I think this might have started as a result of what I learnt from Salvia but it isn't being helped by my habits. Thank you, both of you. :) I'll see how I go. I see people on the streets...envious of how they stick to the rules with their jobs and lives and concerns. Envying those that can cry.

Is that an Aonyx capensis (clawless otter) in your avatar? They're hideous. ;)
 
Just reporting back that 9 months later the severity and frequency decreased drastically and for the last year, I've only really fallen into the void a handful of times when crashing badly. From my view outside the hole, there's no solution for it, as such (we're mortal - end of story) but the constant nagging of inevitability fades. I still find myself drifting towards it with certain conversations with friends but I de-rail the subject quickly when I feel it and they understand.

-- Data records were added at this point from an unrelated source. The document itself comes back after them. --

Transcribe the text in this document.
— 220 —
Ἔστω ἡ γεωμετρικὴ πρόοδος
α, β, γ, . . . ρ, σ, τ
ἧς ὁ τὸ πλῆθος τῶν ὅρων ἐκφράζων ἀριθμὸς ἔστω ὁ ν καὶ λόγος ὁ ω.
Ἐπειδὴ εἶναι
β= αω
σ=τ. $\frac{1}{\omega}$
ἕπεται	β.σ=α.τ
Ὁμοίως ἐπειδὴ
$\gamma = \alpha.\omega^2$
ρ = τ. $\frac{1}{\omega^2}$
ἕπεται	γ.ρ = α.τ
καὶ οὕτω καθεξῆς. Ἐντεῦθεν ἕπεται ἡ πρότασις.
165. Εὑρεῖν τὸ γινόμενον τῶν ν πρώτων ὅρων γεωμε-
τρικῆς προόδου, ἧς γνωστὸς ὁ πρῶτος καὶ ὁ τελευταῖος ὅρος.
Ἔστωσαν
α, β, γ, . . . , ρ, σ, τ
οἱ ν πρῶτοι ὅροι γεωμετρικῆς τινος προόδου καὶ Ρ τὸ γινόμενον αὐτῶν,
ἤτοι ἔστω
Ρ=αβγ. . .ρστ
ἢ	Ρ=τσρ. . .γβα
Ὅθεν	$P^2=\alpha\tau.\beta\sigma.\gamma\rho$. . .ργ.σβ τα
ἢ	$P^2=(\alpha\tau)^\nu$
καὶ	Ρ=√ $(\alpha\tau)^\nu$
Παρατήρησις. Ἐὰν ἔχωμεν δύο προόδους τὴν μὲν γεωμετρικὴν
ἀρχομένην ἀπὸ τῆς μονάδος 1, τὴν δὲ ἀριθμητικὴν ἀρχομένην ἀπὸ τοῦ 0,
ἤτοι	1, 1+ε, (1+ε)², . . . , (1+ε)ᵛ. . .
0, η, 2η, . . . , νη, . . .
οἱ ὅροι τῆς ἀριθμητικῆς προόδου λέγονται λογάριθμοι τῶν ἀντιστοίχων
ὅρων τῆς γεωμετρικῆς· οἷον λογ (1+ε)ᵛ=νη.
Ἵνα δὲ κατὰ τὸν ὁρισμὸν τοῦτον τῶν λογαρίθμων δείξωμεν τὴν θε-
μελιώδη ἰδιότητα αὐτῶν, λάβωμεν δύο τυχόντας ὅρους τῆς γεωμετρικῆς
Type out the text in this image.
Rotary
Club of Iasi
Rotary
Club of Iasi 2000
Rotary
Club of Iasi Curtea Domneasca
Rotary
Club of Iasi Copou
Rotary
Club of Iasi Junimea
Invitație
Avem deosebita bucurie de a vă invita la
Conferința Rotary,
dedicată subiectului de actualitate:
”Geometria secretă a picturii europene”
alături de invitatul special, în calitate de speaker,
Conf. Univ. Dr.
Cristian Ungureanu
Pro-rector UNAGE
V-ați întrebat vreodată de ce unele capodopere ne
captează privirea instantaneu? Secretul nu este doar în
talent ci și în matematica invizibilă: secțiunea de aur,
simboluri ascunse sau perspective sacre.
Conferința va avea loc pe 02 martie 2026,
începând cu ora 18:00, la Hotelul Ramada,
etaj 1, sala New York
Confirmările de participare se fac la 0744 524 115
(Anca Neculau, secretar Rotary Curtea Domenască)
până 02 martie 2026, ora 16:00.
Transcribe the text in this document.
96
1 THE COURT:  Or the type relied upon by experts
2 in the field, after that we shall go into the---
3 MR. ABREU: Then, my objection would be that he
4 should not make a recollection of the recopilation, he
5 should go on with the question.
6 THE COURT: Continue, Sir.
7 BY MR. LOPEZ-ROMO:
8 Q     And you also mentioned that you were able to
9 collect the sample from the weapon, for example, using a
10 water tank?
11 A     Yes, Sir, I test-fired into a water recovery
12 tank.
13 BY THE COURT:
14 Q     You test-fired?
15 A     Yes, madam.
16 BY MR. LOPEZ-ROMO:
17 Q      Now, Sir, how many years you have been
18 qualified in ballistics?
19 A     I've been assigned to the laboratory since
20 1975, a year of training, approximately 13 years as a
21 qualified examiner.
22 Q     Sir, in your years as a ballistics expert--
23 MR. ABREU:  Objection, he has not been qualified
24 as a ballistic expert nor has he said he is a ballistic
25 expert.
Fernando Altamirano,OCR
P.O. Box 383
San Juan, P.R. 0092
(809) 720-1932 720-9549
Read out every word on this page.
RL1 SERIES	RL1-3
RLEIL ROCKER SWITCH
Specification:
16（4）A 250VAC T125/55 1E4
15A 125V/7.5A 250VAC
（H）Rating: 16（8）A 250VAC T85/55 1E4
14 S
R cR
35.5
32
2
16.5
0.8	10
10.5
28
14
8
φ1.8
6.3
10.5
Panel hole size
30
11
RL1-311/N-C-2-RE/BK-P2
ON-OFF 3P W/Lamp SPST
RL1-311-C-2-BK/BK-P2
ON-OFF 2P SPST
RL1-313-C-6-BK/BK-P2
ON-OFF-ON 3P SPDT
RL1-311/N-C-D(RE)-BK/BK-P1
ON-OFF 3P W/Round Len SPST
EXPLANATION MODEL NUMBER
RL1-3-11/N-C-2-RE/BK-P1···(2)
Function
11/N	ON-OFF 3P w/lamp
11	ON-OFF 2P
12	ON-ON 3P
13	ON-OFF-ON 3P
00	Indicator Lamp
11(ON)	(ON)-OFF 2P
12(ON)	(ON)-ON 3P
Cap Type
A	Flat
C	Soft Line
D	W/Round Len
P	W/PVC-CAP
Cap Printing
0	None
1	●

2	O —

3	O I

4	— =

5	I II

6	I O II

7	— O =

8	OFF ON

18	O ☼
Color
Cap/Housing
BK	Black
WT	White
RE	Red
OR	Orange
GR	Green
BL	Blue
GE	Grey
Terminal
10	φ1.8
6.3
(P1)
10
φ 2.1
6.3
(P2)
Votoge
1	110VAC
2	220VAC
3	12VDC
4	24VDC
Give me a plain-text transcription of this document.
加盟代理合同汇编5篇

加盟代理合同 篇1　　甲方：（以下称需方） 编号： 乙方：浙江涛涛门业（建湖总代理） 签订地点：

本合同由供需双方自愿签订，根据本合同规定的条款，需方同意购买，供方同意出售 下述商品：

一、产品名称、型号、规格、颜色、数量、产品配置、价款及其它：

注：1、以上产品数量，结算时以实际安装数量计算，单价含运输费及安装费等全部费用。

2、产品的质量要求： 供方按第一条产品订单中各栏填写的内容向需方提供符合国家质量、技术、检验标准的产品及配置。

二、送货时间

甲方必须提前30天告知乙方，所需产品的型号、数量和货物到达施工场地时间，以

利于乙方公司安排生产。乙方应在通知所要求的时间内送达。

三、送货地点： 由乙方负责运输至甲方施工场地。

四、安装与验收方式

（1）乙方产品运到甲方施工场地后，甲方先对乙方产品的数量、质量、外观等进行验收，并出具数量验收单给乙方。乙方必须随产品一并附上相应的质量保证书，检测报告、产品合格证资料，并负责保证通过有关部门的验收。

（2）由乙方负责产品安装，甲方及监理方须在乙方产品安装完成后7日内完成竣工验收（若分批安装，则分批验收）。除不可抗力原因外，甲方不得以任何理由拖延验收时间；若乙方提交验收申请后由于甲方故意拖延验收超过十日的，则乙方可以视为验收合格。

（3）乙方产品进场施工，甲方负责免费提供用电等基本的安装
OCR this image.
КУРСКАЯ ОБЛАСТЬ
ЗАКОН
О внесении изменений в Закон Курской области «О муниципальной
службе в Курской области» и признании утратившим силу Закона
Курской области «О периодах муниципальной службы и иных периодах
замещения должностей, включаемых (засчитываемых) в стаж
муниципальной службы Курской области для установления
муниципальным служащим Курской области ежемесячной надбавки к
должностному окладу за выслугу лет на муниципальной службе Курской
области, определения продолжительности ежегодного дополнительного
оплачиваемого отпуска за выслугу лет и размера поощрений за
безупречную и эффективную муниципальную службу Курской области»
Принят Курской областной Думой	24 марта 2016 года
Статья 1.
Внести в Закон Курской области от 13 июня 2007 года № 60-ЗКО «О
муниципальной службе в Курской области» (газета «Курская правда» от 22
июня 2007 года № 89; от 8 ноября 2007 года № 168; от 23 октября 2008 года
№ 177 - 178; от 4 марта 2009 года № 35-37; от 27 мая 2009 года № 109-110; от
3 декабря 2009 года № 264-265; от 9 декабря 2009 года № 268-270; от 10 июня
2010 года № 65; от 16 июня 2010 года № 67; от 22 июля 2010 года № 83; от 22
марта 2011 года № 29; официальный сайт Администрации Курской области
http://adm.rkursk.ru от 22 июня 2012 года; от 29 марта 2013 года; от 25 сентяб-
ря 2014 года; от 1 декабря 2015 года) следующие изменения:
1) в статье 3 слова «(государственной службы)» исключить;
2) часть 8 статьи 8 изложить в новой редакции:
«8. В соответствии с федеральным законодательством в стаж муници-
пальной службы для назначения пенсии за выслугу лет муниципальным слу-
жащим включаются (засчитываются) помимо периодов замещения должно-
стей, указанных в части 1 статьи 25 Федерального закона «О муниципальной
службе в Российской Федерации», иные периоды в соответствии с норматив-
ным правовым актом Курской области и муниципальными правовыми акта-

Thanks, Theroyalflush and Enki. :)
 
I don't see the problem in dying and a lack of objective meaning?
Subjective meaning is more meaningful than objective meaning, for the simple fact the latter doesn't really exist.
What is upsetting you?
 
“Almost everything you do will seem insignificant, but it is important that you do it."

-Mahatma Gandhi

P.S. I dont really want to digress so I wont continue with this point, but addressing poster above me, I do want to say both subjectivity AND objectivity do exist, and it is very logical and common sense when you consider both of them. Seems almost contradictory but there are BOTH things that are objective and things that are subjective in life.
 
Avoid using everything for the time being. Get heavily into meditation and yoga, and cardio exercise as well. Also eat right.
 
What do values, knowing and communication have in common? Each relies on us representing our world or parts of it with symbols. A symbol uses a part of the whole to communicate the whole, and depends on its audience knowing enough about the topic to know what the symbol represents.

Nihilism is a rejection of the "false world" of symbols, memories and the "knowing" of others. When we say all values are baseless, we mean they are a choice and there is no writing on the wall or Word of God or scientific "proof" which can justify them. The world does not tell us what to believe; the world just is. Nothing is inherent and we cannot prove that some value or truth is inherent. We can only elect to believe them.

We see immediately a split in worldviews:
There is no meaning. Nothing means anything, or can mean anything. It's all pointless. When philosophers say that "A true nihilist would believe in nothing, have no loyalties, and no purpose other than, perhaps, an impulse to destroy" this is what they are speaking of. However, in our view this is a confusion. The lack of meaning does not mean that one cannot have preferences, even logical ones.
There is no inherent meaning. Meaning, values, memory and symbols are artifacts of judging, perceiving minds. Without humanity, the world just is; a tree falling in a forest makes sound, but there being no one there to recognize the sound and call it sound, the world remains unenlightened as to its soundiness. However, lack of inherent meaning does not preclude humans from choosing meaning, or from noticing that they as humans will find some things more meaningful than others -- specifically, as related to the task of human survival.